Similarly, a new UNCTAD-led project helps countries link national statistical data to assess gender-in-trade. It makes use of existing data collected by statistical authorities on international trade, gender equality in education, access to productive resources, health, time-use, the participation of women and men in the economy and the labour force, and their income and roles in society. Based on a conceptual framework developed by UNCTAD in 2018, national statistical offices can map their data against trade policy data needs. Linking existing data is a cost-effective and sustainable alternative to developing new one-off surveys.

Preliminary findings of the project show that linking existing microdata on trade and businesses with data on individuals’ education, jobs and earnings is a sustainable way forward to inform trade policy.

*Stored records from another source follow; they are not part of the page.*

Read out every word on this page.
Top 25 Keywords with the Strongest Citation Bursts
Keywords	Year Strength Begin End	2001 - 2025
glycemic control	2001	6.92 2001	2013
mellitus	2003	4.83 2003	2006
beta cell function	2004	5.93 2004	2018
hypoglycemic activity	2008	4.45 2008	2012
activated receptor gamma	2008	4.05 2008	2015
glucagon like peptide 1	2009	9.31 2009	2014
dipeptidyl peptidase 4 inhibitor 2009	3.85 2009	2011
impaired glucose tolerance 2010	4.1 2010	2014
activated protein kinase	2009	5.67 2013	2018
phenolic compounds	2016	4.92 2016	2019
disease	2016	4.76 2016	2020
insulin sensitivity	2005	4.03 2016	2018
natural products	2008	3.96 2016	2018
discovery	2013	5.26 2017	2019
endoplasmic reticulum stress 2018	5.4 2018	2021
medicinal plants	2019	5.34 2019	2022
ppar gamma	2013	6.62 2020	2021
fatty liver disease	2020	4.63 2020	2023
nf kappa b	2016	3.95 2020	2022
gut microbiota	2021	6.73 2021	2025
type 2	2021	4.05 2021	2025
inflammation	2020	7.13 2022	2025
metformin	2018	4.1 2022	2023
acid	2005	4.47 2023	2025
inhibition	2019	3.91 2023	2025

Also examining trade and the economy from a health perspective offers valuable insights. For instance, there is scope to compile a Healthy Foods Trade Index, which could be correlated with other indicators, such as, obesity or coronary heart disease – all of which have a gender dimension. There is also scope to further explore issues around equitable access to medicines. We will need to build more capacity and forge new alliances to investigate these issues.

Seizing the power of partnerships to produce better data for gender-inclusive policy

UNCTAD started to work on gender-in-trade statistics after the signing of the Buenos Aires Declaration on Women and Trade, to get the facts straight for trade policy. This work has been done in collaboration with many international organizations, such as the European Commission, the UN Economic Commission for Africa, the UN Economic Commission for Europe, UN Women, and countries like Canada, Finland, Georgia and other pilot and pioneering countries.

WHO, too, collaborates with international organisations and member states to improve all of their statistics, including sex disaggregation. The WHO works with over 300 partners through their Health Data Collaborative, including the private sector, academia, civil society, citizen science to leverage new opportunities.

In addition to the provision of better data in the national context, this work aims to identify a core set of gender-in-trade indicators to facilitate international comparability. UNCTAD is developing guidance on how to fill this data gap starting with data reuse.

The importance of gender statistics for women’s well-being and economic and social empowerment is the message we need to bring to the upcoming global events on statistics, such as the UNCTAD15 Gender and Development Forum, the UNECE Group of Experts on Gender Statistics, the Global Forum on Gender Statistics, and the United Nations World Data Forum. With more and better data, we can make a valuable contribution to Generation Equality.